From Mr. Wood:
The Trap of Global Citizenship
Williams’ strictures on this provide a new way to look at higher education’s strange new emphasis on the imaginary category of “global citizenship.” As she points out, the term doesn’t stand for “any particular knowledge about the world,” but rather “changes in students’ attitudes” mostly in the form of rejection of “national identity.” Global citizenship “connects private feeling and qualities such as care, empathy and awareness, with the global issues of the day.” It thus “places whole areas of knowledge beyond debate.” The “homogeneity of political views” on campus is thus driven as much by efforts to manipulate the psychological vulnerabilities of students as it is by the effort of faculty members to steer away from the hard task of attempting to sort truth from opinion.

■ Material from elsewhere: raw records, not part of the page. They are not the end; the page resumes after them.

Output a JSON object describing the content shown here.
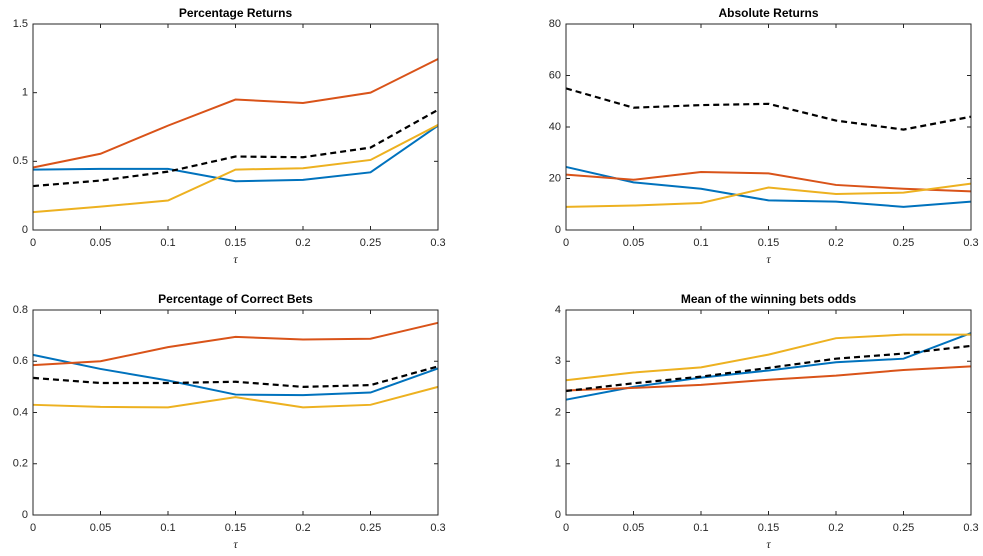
{
  "chart_data": [
    {
      "type": "line",
      "title": "Percentage Returns",
      "xlabel": "τ",
      "x": [
        0,
        0.05,
        0.1,
        0.15,
        0.2,
        0.25,
        0.3
      ],
      "xlim": [
        0,
        0.3
      ],
      "xticks": [
        0,
        0.05,
        0.1,
        0.15,
        0.2,
        0.25,
        0.3
      ],
      "ylim": [
        0,
        1.5
      ],
      "yticks": [
        0,
        0.5,
        1,
        1.5
      ],
      "series": [
        {
          "color": "#0072bd",
          "linestyle": "solid",
          "values": [
            0.44,
            0.445,
            0.445,
            0.355,
            0.365,
            0.42,
            0.76
          ]
        },
        {
          "color": "#d95319",
          "linestyle": "solid",
          "values": [
            0.455,
            0.555,
            0.76,
            0.95,
            0.925,
            1.0,
            1.245
          ]
        },
        {
          "color": "#edb120",
          "linestyle": "solid",
          "values": [
            0.13,
            0.17,
            0.215,
            0.44,
            0.45,
            0.51,
            0.765
          ]
        },
        {
          "color": "#000000",
          "linestyle": "dashed",
          "values": [
            0.32,
            0.36,
            0.425,
            0.535,
            0.53,
            0.6,
            0.875
          ]
        }
      ]
    },
    {
      "type": "line",
      "title": "Absolute Returns",
      "xlabel": "τ",
      "x": [
        0,
        0.05,
        0.1,
        0.15,
        0.2,
        0.25,
        0.3
      ],
      "xlim": [
        0,
        0.3
      ],
      "xticks": [
        0,
        0.05,
        0.1,
        0.15,
        0.2,
        0.25,
        0.3
      ],
      "ylim": [
        0,
        80
      ],
      "yticks": [
        0,
        20,
        40,
        60,
        80
      ],
      "series": [
        {
          "color": "#0072bd",
          "linestyle": "solid",
          "values": [
            24.5,
            18.5,
            16,
            11.5,
            11,
            9,
            11
          ]
        },
        {
          "color": "#d95319",
          "linestyle": "solid",
          "values": [
            21.5,
            19.5,
            22.5,
            22,
            17.5,
            16,
            15
          ]
        },
        {
          "color": "#edb120",
          "linestyle": "solid",
          "values": [
            9,
            9.5,
            10.5,
            16.5,
            14,
            14.5,
            18
          ]
        },
        {
          "color": "#000000",
          "linestyle": "dashed",
          "values": [
            55,
            47.5,
            48.5,
            49,
            42.5,
            39,
            44
          ]
        }
      ]
    },
    {
      "type": "line",
      "title": "Percentage of Correct Bets",
      "xlabel": "τ",
      "x": [
        0,
        0.05,
        0.1,
        0.15,
        0.2,
        0.25,
        0.3
      ],
      "xlim": [
        0,
        0.3
      ],
      "xticks": [
        0,
        0.05,
        0.1,
        0.15,
        0.2,
        0.25,
        0.3
      ],
      "ylim": [
        0,
        0.8
      ],
      "yticks": [
        0,
        0.2,
        0.4,
        0.6,
        0.8
      ],
      "series": [
        {
          "color": "#0072bd",
          "linestyle": "solid",
          "values": [
            0.625,
            0.57,
            0.525,
            0.47,
            0.468,
            0.478,
            0.572
          ]
        },
        {
          "color": "#d95319",
          "linestyle": "solid",
          "values": [
            0.585,
            0.6,
            0.655,
            0.695,
            0.685,
            0.688,
            0.75
          ]
        },
        {
          "color": "#edb120",
          "linestyle": "solid",
          "values": [
            0.43,
            0.422,
            0.42,
            0.46,
            0.42,
            0.43,
            0.5
          ]
        },
        {
          "color": "#000000",
          "linestyle": "dashed",
          "values": [
            0.535,
            0.515,
            0.515,
            0.52,
            0.5,
            0.507,
            0.58
          ]
        }
      ]
    },
    {
      "type": "line",
      "title": "Mean of the winning bets odds",
      "xlabel": "τ",
      "x": [
        0,
        0.05,
        0.1,
        0.15,
        0.2,
        0.25,
        0.3
      ],
      "xlim": [
        0,
        0.3
      ],
      "xticks": [
        0,
        0.05,
        0.1,
        0.15,
        0.2,
        0.25,
        0.3
      ],
      "ylim": [
        0,
        4
      ],
      "yticks": [
        0,
        1,
        2,
        3,
        4
      ],
      "series": [
        {
          "color": "#0072bd",
          "linestyle": "solid",
          "values": [
            2.25,
            2.5,
            2.68,
            2.82,
            2.98,
            3.05,
            3.55
          ]
        },
        {
          "color": "#d95319",
          "linestyle": "solid",
          "values": [
            2.43,
            2.48,
            2.54,
            2.64,
            2.72,
            2.83,
            2.9
          ]
        },
        {
          "color": "#edb120",
          "linestyle": "solid",
          "values": [
            2.63,
            2.78,
            2.88,
            3.13,
            3.45,
            3.52,
            3.52
          ]
        },
        {
          "color": "#000000",
          "linestyle": "dashed",
          "values": [
            2.42,
            2.57,
            2.7,
            2.87,
            3.05,
            3.15,
            3.3
          ]
        }
      ]
    }
  ]
}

Williams herself doesn’t flinch in that effort. Academic Freedom in an Age of Conformity is a short (198 page) book written in lively English and rich with examples, but it is thick with thought-provoking arguments on exactly how the “benign institution” of the university somersaulted to the frequently malign institution we have today. She finds some of impetus in what happened in the academic disciplines, and more of it in the pernicious influence of academic feminism. These are compellingly presented, but American readers will note that Williams has next to nothing to say about “diversity,” race, and multiculturalism as the anvils on which academic freedom in our universities has frequently been crushed.

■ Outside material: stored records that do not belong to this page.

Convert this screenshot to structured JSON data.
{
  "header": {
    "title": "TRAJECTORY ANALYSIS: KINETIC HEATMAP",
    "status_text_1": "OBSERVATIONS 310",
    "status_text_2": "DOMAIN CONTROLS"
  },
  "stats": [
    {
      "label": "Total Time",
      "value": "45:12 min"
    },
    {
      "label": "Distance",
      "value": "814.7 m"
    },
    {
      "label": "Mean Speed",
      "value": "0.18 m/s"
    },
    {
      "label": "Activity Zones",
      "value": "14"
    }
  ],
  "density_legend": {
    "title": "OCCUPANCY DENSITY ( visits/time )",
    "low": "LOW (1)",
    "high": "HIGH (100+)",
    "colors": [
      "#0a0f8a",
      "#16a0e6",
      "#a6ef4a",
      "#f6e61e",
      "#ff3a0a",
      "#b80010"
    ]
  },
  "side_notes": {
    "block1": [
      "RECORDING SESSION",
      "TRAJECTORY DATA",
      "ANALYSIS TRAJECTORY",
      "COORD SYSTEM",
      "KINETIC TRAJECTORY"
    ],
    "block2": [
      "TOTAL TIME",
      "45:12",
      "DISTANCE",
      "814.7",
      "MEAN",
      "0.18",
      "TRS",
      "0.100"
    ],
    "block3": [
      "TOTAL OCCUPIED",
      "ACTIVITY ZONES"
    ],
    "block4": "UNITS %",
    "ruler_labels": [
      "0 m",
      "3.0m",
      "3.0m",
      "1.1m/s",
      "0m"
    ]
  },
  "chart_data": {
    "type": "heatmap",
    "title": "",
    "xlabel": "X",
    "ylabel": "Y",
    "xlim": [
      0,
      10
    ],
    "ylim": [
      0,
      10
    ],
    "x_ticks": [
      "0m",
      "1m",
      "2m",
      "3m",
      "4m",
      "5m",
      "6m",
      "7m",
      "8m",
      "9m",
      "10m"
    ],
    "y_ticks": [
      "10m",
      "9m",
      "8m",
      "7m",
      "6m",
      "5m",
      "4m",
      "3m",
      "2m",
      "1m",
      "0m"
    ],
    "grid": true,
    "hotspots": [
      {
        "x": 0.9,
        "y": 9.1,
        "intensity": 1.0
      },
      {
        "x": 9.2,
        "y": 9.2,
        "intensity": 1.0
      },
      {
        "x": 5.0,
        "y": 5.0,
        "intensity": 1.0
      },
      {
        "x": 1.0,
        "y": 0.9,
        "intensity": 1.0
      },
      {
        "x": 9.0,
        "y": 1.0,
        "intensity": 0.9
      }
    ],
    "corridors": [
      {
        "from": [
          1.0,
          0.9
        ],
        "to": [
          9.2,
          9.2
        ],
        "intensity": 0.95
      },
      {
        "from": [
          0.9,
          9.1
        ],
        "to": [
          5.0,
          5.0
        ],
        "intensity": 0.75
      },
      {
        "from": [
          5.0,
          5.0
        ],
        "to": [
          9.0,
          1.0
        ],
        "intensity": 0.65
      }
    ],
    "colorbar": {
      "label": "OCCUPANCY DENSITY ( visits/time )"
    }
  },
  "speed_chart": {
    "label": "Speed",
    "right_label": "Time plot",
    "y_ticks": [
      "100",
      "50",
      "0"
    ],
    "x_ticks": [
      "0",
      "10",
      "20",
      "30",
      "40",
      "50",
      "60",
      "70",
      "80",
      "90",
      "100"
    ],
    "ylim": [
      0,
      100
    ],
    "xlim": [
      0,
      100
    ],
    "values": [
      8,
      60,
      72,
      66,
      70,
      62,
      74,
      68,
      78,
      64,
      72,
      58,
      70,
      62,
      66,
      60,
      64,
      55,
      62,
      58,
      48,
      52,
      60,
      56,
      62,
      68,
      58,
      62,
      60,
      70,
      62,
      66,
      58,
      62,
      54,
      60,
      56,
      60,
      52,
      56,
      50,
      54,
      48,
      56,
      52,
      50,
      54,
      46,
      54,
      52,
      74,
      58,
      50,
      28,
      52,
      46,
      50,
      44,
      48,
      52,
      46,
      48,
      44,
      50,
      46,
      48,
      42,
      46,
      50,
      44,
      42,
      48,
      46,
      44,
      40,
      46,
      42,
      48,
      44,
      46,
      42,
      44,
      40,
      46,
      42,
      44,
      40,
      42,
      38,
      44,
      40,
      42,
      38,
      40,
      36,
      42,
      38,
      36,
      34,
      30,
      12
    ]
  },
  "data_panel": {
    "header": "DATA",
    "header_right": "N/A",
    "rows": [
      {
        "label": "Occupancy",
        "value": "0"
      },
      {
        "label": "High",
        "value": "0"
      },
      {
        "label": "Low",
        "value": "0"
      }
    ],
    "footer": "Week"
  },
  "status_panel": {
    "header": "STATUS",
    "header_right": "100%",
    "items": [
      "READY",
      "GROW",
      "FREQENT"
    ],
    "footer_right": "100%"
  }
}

The absence of these topics from a book about enforced conformity on campus is arresting, and serves perhaps as testimony to the “exceptional” character of America’s descent into leftist intolerance. Our campuses share with Britain and the rest of the English-speaking world an invasive new hatred of intellectual freedom. But we have added to it our own homebrew of racial grievance and identity politics. Britain certainly has experienced the woeful side of multiculturalism as well, but Williams treats it as secondary thread. For us, in the Age of Click, it is primary.